Ruto begins to draw tax plan to fund Hustler agenda

Public invited to give proposals to formulate Finance Bill, 2023

In Summary

•December 16 deadline set for submission of views.

•Tax proposals to be aligned to agriculture, MSMEs, housing, healthcare, digital superhighway, and creative economy.

National Treasury and Planning CS Njuguna Ndung'u
FIXING ECONOMY: National Treasury and Planning CS Njuguna Ndung'u

The Kenya Kwanza administration has invited Kenyans and investors to give their views on the tax proposals for the next financial year.

Treasury Cabinet Secretary Njuguna Ndungu said in a public notice that the proposals would go a long way to helping in the preparation of the Finance Bill, 2023.

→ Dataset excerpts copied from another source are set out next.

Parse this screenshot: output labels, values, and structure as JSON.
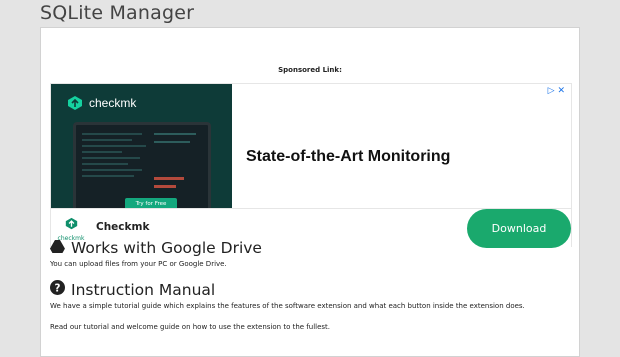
{
  "app": {
    "title": "SQLite Manager"
  },
  "sponsored_label": "Sponsored Link:",
  "ad": {
    "brand_logo_text": "checkmk",
    "image_button": "Try for Free",
    "badge": "▷ ✕",
    "headline": "State-of-the-Art Monitoring",
    "advertiser_logo_text": "checkmk",
    "advertiser": "Checkmk",
    "cta": "Download",
    "colors": {
      "brand_dark": "#0e3b38",
      "cta_green": "#1aa96d"
    }
  },
  "sections": [
    {
      "icon": "google-drive-icon",
      "title": "Works with Google Drive",
      "paragraphs": [
        "You can upload files from your PC or Google Drive."
      ]
    },
    {
      "icon": "question-circle-icon",
      "title": "Instruction Manual",
      "paragraphs": [
        "We have a simple tutorial guide which explains the features of the software extension and what each button inside the extension does.",
        "Read our tutorial and welcome guide on how to use the extension to the fullest."
      ]
    }
  ]
}
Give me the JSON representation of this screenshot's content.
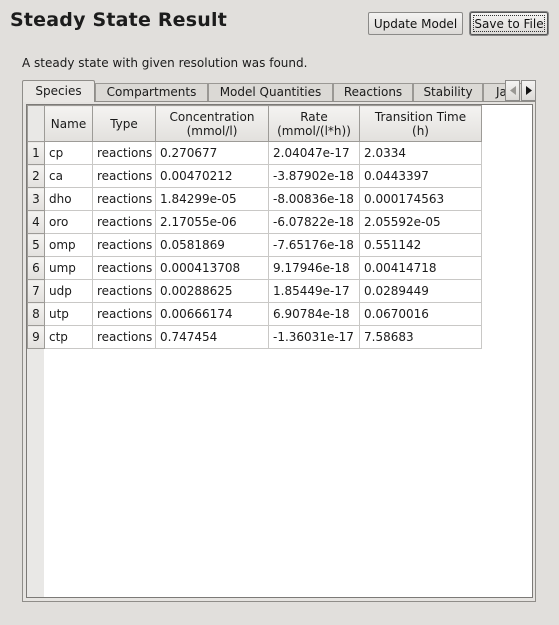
{
  "window": {
    "title": "Steady State Result",
    "update_button": "Update Model",
    "save_button": "Save to File"
  },
  "message": "A steady state with given resolution was found.",
  "tabs": [
    {
      "label": "Species",
      "active": true
    },
    {
      "label": "Compartments",
      "active": false
    },
    {
      "label": "Model Quantities",
      "active": false
    },
    {
      "label": "Reactions",
      "active": false
    },
    {
      "label": "Stability",
      "active": false
    },
    {
      "label": "Ja",
      "active": false
    }
  ],
  "icons": {
    "scroll_left": "triangle-left-icon",
    "scroll_right": "triangle-right-icon"
  },
  "table": {
    "columns": [
      {
        "line1": "Name",
        "line2": ""
      },
      {
        "line1": "Type",
        "line2": ""
      },
      {
        "line1": "Concentration",
        "line2": "(mmol/l)"
      },
      {
        "line1": "Rate",
        "line2": "(mmol/(l*h))"
      },
      {
        "line1": "Transition Time",
        "line2": "(h)"
      }
    ],
    "rows": [
      {
        "index": "1",
        "name": "cp",
        "type": "reactions",
        "concentration": "0.270677",
        "rate": "2.04047e-17",
        "transition_time": "2.0334"
      },
      {
        "index": "2",
        "name": "ca",
        "type": "reactions",
        "concentration": "0.00470212",
        "rate": "-3.87902e-18",
        "transition_time": "0.0443397"
      },
      {
        "index": "3",
        "name": "dho",
        "type": "reactions",
        "concentration": "1.84299e-05",
        "rate": "-8.00836e-18",
        "transition_time": "0.000174563"
      },
      {
        "index": "4",
        "name": "oro",
        "type": "reactions",
        "concentration": "2.17055e-06",
        "rate": "-6.07822e-18",
        "transition_time": "2.05592e-05"
      },
      {
        "index": "5",
        "name": "omp",
        "type": "reactions",
        "concentration": "0.0581869",
        "rate": "-7.65176e-18",
        "transition_time": "0.551142"
      },
      {
        "index": "6",
        "name": "ump",
        "type": "reactions",
        "concentration": "0.000413708",
        "rate": "9.17946e-18",
        "transition_time": "0.00414718"
      },
      {
        "index": "7",
        "name": "udp",
        "type": "reactions",
        "concentration": "0.00288625",
        "rate": "1.85449e-17",
        "transition_time": "0.0289449"
      },
      {
        "index": "8",
        "name": "utp",
        "type": "reactions",
        "concentration": "0.00666174",
        "rate": "6.90784e-18",
        "transition_time": "0.0670016"
      },
      {
        "index": "9",
        "name": "ctp",
        "type": "reactions",
        "concentration": "0.747454",
        "rate": "-1.36031e-17",
        "transition_time": "7.58683"
      }
    ]
  }
}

President William Ruto campaigned on the promise of reducing the cost of living, which tax measures have a huge bearing on.

In this regard, CS Ndung’u wants government departments and agencies, the private sector, NGOs, and individuals to submit their proposed tax policy measures.

“The proposals should echo with the Economic Recovery Strategy and the country’s economic blueprint Vision 2030,” he said.

Ruto team says the tax proposals should be those that will help the government achieve its objectives in agriculture, MSMEs, housing, healthcare, digital superhighway, and creative economy.

“The proposals may include measures on regulatory reforms, revenue administration reforms, and any other measures that may enhance macroeconomic stability and reposition the economy on an inclusive and sustainable growth trajectory,” the CS said.

Kenyans and concerned business players have until December 16 to submit the proposals, which are required to spell out the specific amendment to the tax law, and justification.

“The submissions should be specific on the proposed amendment to the tax law, supported by a statement on the issue to be addressed and a clear justification for the proposed amendment,” Prof Ndung’u said.

The views are being sought at a time when economists and experts on matters of finance have pointed out the counterproductive effects of high taxation.

The Parliamentary Budget Office, in its analysis of the current budget as aligned to Ruto’s manifesto, said the government needs to relook at its tax policy.

The experts observed that Kenya’s tax revenue collection is still below the target of 25 per cent of the gross domestic product.

“Consequently, it is evident that policy options and investments by the Government aimed at expanding the tax base, enhancing tax compliance and reducing tax expenditures have been unsuccessful,” PBO said.

Among taxes cited for increasing the cost of living includes the tax on fuels, motorcycles, and cooking gas, alongside other ‘sin’ taxes.

Among other taxes introduced in the latter days of the President Uhuru Kenyatta administration included an increase in Capital Gains tax from 5 per cent to 15 per cent, the introduction of a tax on financial earnings by non-residents, exemption of non-residents with permanent business establishments from digital service tax, and allowing tax deductions on donations to charitable organizations.

The Finance Committee of the National Assembly said it would, among its priorities, review the existing taxation regime saying they have increased the cost of doing business.

Chairman Kuria Kimani said the reviews would be incorporated in amendments to tax laws in the short term, and the Finance Bill, 2023 for those to be implemented in the long term.